Re: Response Surface Design with continous factors and one categorical factor

Hie @Phil_Kay 

Thanks for the explanation, it makes a lot of sense to me. I knew about the discrete numeric factor but it had never crossed my mind that it could actually be applicable here. Your contribution (s) have been very helpful.

Alainmd02
Level III

Re: Response Surface Design with continous factors and one categorical factor

Hello Phil,

 

I have the same scenario w/ Incr_ch22. But I want to add block it in to two. When I do it, the power of the intercept is very low. Is it okay?

Victor_G
Super User

Re: Response Surface Design with continous factors and one categorical factor

Hello @Incr_ch22,

Just to add some info to the excellent advices and explanations by @Phil_Kay.

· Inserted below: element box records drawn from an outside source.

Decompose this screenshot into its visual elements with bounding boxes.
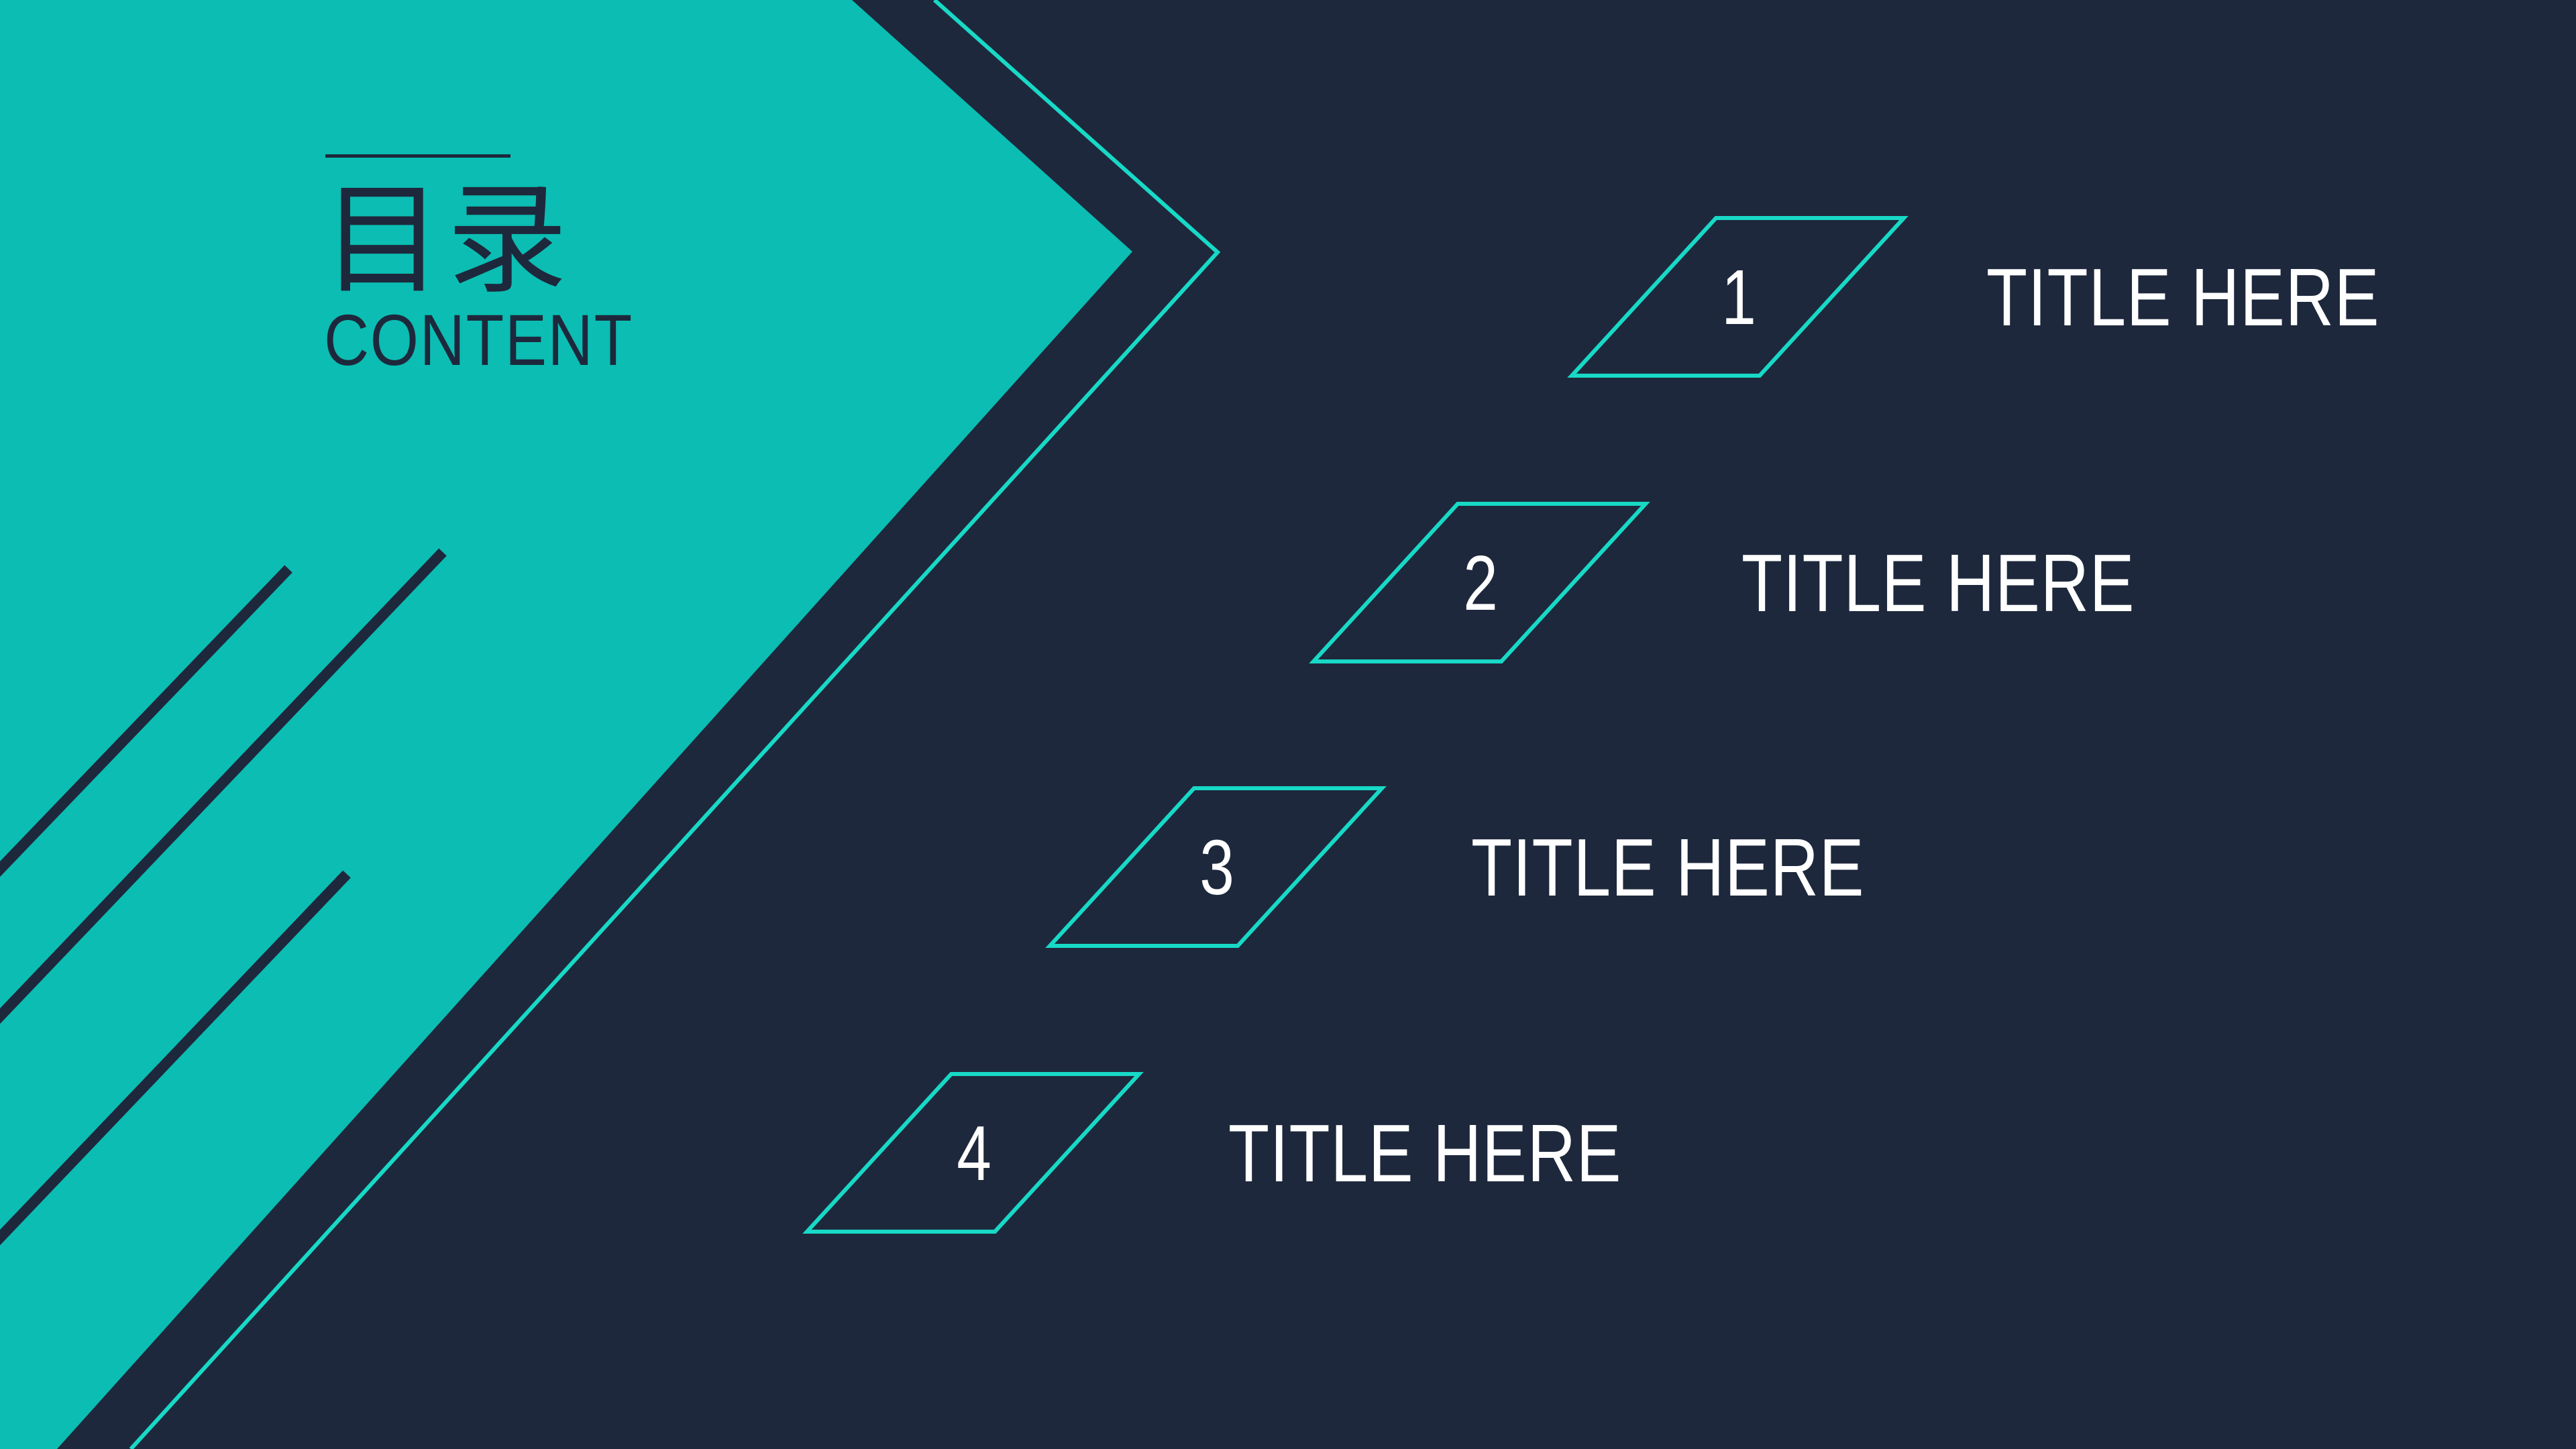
agenda-item-label: TITLE HERE <box>1741 504 2135 662</box>
agenda-list: 1 TITLE HERE 2 TITLE HERE 3 TITLE HERE 4… <box>0 0 2576 1449</box>
agenda-item-label: TITLE HERE <box>1471 788 1864 947</box>
agenda-item-label: TITLE HERE <box>1986 218 2379 376</box>
agenda-item-number: 4 <box>918 1074 1030 1232</box>
agenda-slide: 目录 CONTENT 1 TITLE HERE 2 TITLE HERE 3 T… <box>0 0 2576 1449</box>
agenda-item-label: TITLE HERE <box>1228 1074 1621 1232</box>
agenda-item-number: 2 <box>1424 504 1537 662</box>
agenda-item-number: 3 <box>1161 788 1273 947</box>
agenda-item-number: 1 <box>1682 218 1795 376</box>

Evaluating a design and its "accuracy" can be done in the design creation, just after clicking "Make Design", by looking at the informations provided in the "Design Evaluation" part. To understand the different parts in the design evaluation, you can look at the JMP help provided in the section "Design Evaluation" : Design (jmp.com)
This may help you evaluate you current design, and you can also compare different designs with this platform : create your tables for each design, then click on DoE -> Design Diagnostics -> Compare Designs, and then select the different models you would like to compare.

My personal feeling is that given the low number of factors, there is a high "risk" (or chance) that most of them will be significant in the analysis, so a sequential approach (main effects, interactions, and then quadratic effects or Definitive Screening and augmentation), or the direct use of custom design for a custom RSM model will best suit your settings.

Hope this help you a little more

Victor GUILLER

"It is not unusual for a well-designed experiment to analyze itself" (Box, Hunter and Hunter)
Incr_ch22
Level II

Re: Response Surface Design with continous factors and one categorical factor

Thank you @Victor_G for the tip on the Design Accuracy. I am definitely interested in learning more and I will read up on that!